Genezing van de blinde Bartimeüs (46-52)
46
46 En zij kwamen in Jericho; en toen Hij Jericho uitging met zijn discipelen en een aanzienlijke menigte, zat de zoon van Timeüs, Bartimeüs, een blinde bedelaar, langs de weg. (Telos)
Bartimeüs. Zijn naam wordt niet genoemd in de parallelteksten in Matth. en Luk. De naam betekent "zoon van Timeüs". Wellicht heeft Markus, de schrijver van het evangelie, hem gekend.
47
Mr 10:47 En toen hij had gehoord dat het Jezus de Nazarener was, begon hij de woorden te roepen: Zoon van David, Jezus, erbarm U over mij! (Telos)
Jezus de Nazarener. Een Nazarener heet de inwoner van Nazareth of iemand die afkomstig is uit Nazareth. Jezus is in Nazareth opgegroeid.
Zoon van David. Een messiaanse titel. Bartimeüs erkent dat Jezus de Christus is, de Verlosser-Koning.
49
Mr 10:49 En Jezus bleef staan en zei: Roept hem; en zij riepen de blinde en zeiden tot hem: Heb goede moed, sta op, Hij roept u. (Telos)
Heb goede moed, sta op, Hij roept u. In vers 48 waarschuwen ze hem en in vers 49 bemoedigen ze hem. Het schijnt dat de houding van de mensen omslaat. Een ander verklaring heeft het, dat in vers 48 mensen uit de menigte hem waarschuwden en in vers 49 discipelen van de Heer hem waarschuwden. Men kan immers onderscheiden, met vs. 46, de discipelen en de aanzienlijke menigte. De discipelen waren nabij de Heer en hoorden hem zeggen "Roept hem". De menigte vond Bartimeüs een stoorzender. Zij was met Jezus op weg naar Jeruzalem, wellicht hopend dat Hij als de messiaanse koning begroet en aangenomen zou worden.
51
Mr 10:51 En Jezus antwoordde hem en zei: Wat wilt u dat Ik u doe? De blinde nu zei tot Hem: Rabboeni, dat ik weer kan zien. (Telos)
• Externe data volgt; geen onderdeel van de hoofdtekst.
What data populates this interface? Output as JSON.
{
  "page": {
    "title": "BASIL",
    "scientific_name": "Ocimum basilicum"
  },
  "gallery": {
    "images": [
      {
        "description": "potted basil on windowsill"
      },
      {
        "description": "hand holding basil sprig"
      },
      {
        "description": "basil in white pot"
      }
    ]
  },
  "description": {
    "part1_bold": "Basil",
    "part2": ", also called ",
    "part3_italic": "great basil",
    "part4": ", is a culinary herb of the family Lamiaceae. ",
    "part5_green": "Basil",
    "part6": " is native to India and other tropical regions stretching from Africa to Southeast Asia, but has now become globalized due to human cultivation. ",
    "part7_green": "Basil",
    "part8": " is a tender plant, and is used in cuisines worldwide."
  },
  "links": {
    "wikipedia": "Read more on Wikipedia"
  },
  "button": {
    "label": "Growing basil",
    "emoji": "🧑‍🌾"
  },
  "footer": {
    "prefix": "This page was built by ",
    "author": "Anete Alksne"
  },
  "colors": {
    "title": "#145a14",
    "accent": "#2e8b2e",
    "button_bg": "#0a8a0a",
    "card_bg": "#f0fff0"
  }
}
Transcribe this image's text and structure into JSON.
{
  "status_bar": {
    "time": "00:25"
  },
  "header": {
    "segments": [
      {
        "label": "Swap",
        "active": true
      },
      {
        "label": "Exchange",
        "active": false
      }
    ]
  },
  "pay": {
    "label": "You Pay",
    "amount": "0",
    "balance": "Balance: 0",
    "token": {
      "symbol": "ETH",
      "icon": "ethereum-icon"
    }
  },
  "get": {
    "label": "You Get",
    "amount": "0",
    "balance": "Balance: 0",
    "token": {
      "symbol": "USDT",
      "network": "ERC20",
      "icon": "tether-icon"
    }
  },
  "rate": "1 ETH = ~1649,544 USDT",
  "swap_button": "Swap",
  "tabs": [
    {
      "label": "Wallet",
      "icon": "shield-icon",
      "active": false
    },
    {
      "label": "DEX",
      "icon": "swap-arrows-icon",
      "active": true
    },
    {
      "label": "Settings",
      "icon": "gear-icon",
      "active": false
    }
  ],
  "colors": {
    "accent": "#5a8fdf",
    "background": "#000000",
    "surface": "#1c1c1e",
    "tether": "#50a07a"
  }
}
Rabboeni. Een eretitel, zie Rabboeni.
52
Mr 10:52 En Jezus zei tot hem: Ga heen, uw geloof heeft u behouden. En terstond kon hij weer zien, en hij volgde Hem op de weg. (Telos)
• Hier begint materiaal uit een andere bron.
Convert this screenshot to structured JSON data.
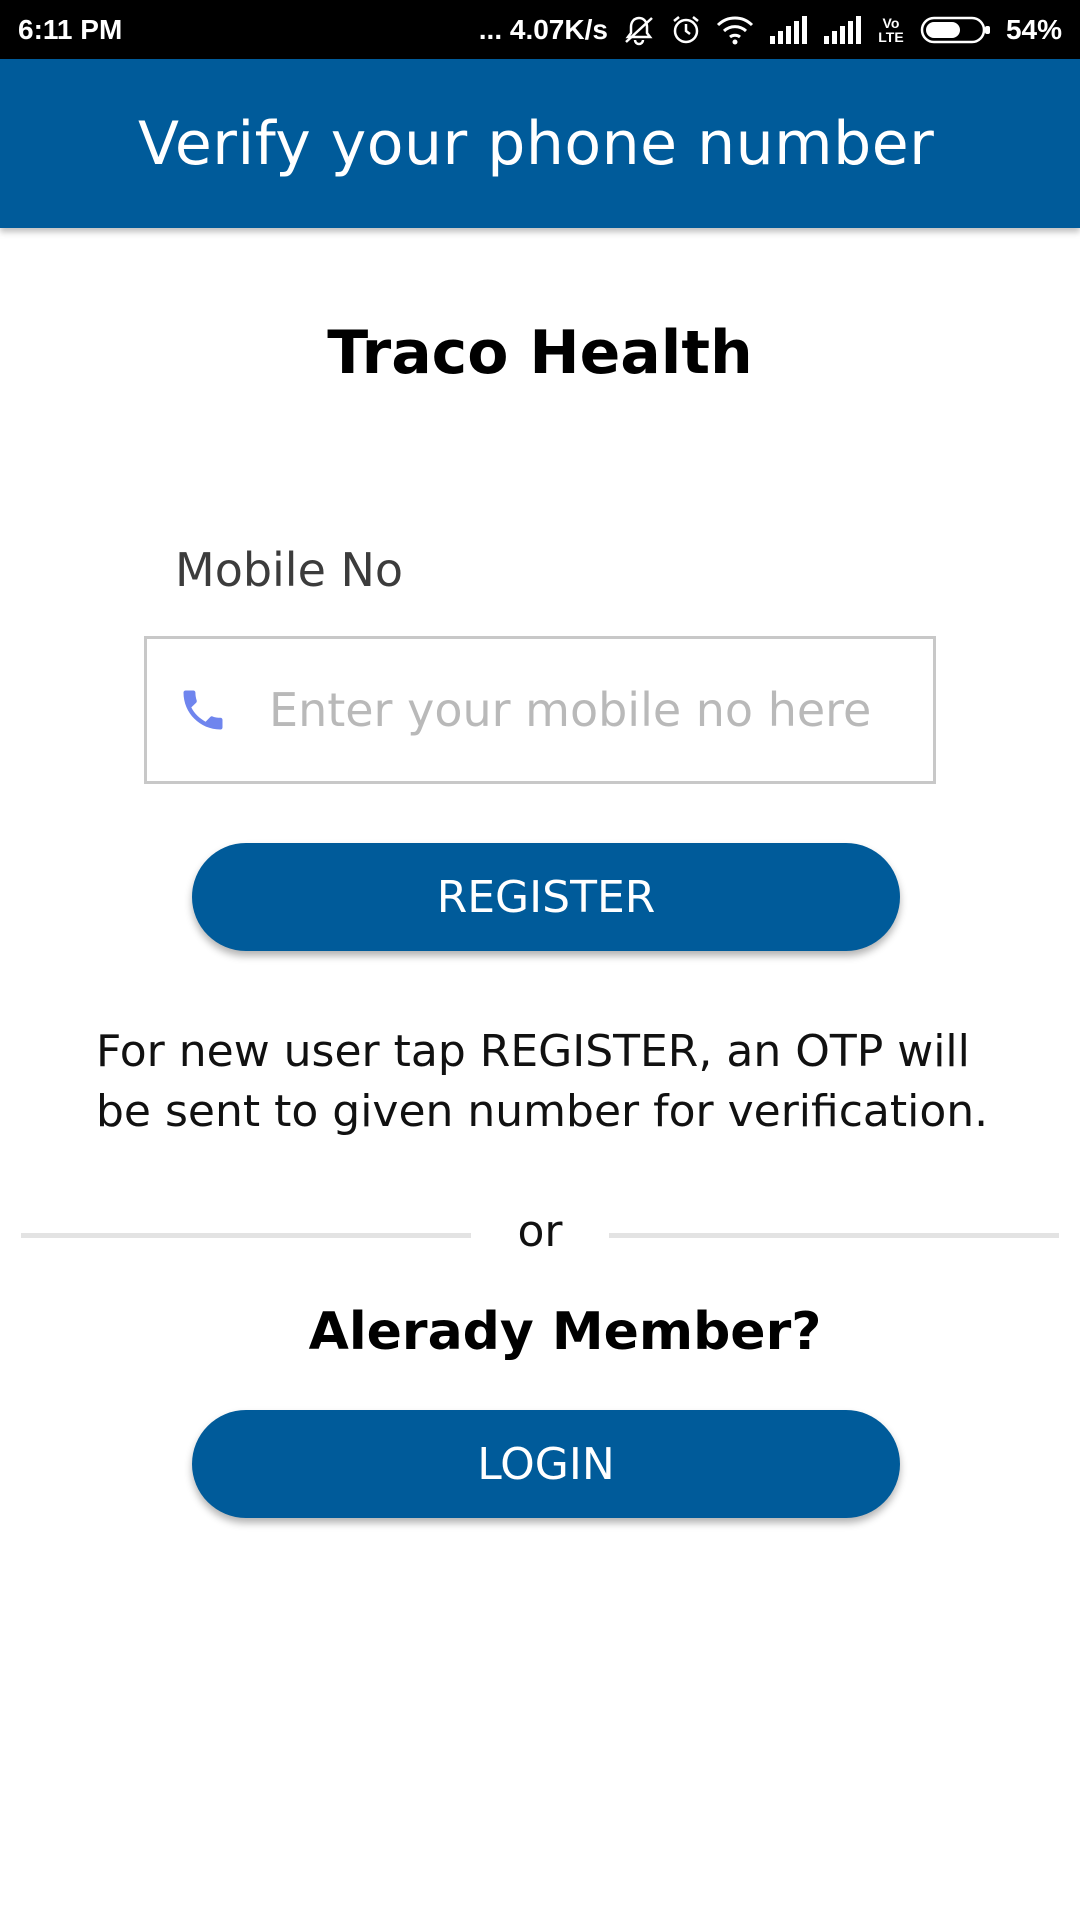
{
  "status_bar": {
    "time": "6:11 PM",
    "network_speed": "... 4.07K/s",
    "network_type": "Vo LTE",
    "battery": "54%",
    "icons": [
      "mute-icon",
      "alarm-icon",
      "wifi-icon",
      "signal-icon",
      "signal-icon",
      "volte-icon",
      "battery-icon"
    ]
  },
  "app_bar": {
    "title": "Verify your phone number",
    "color": "#005b9a"
  },
  "brand": {
    "name": "Traco Health"
  },
  "form": {
    "mobile_label": "Mobile No",
    "mobile_placeholder": "Enter your mobile no here",
    "mobile_value": "",
    "phone_icon": "phone-icon",
    "phone_icon_color": "#6f85ee"
  },
  "actions": {
    "register_label": "REGISTER",
    "info_text": "For new user tap REGISTER, an OTP will be sent to given number for verification.",
    "or_text": "or",
    "member_text": "Alerady Member?",
    "login_label": "LOGIN"
  }
}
Ga heen. Meermalen zond Jezus genezen en bevrijden heen, gaf hen terug (jongeling van Naïn). Het ging hem niet om een groot gevolg van mensen die hem fysiek volgden.
Uw geloof. Bartimeüs gaf blijk dat hij Jezus als de Messias erkende en dat hij Jezus hem kon genezen.
Hij volgde Hem op de weg. De genezen blinde ging niet terstond naar zijn familie, maar volgde eerst zijn Heiland op de weg.
Nabeschouwing (46-52)
Parallelplaatsen: Matth. 20:29-34, Luk. 18:35-43. Markus en Lukas hebben het over een enkele blinde. Mattheüs, die de koninklijke majesteit van de Heer Jezus voorstelt, spreekt van twee blinden. Het gaat hem niet zozeer om een enkeling, maar om de omvang van Jezus' machtig werk. Alleen Markus noemt de naam van die ene blinde.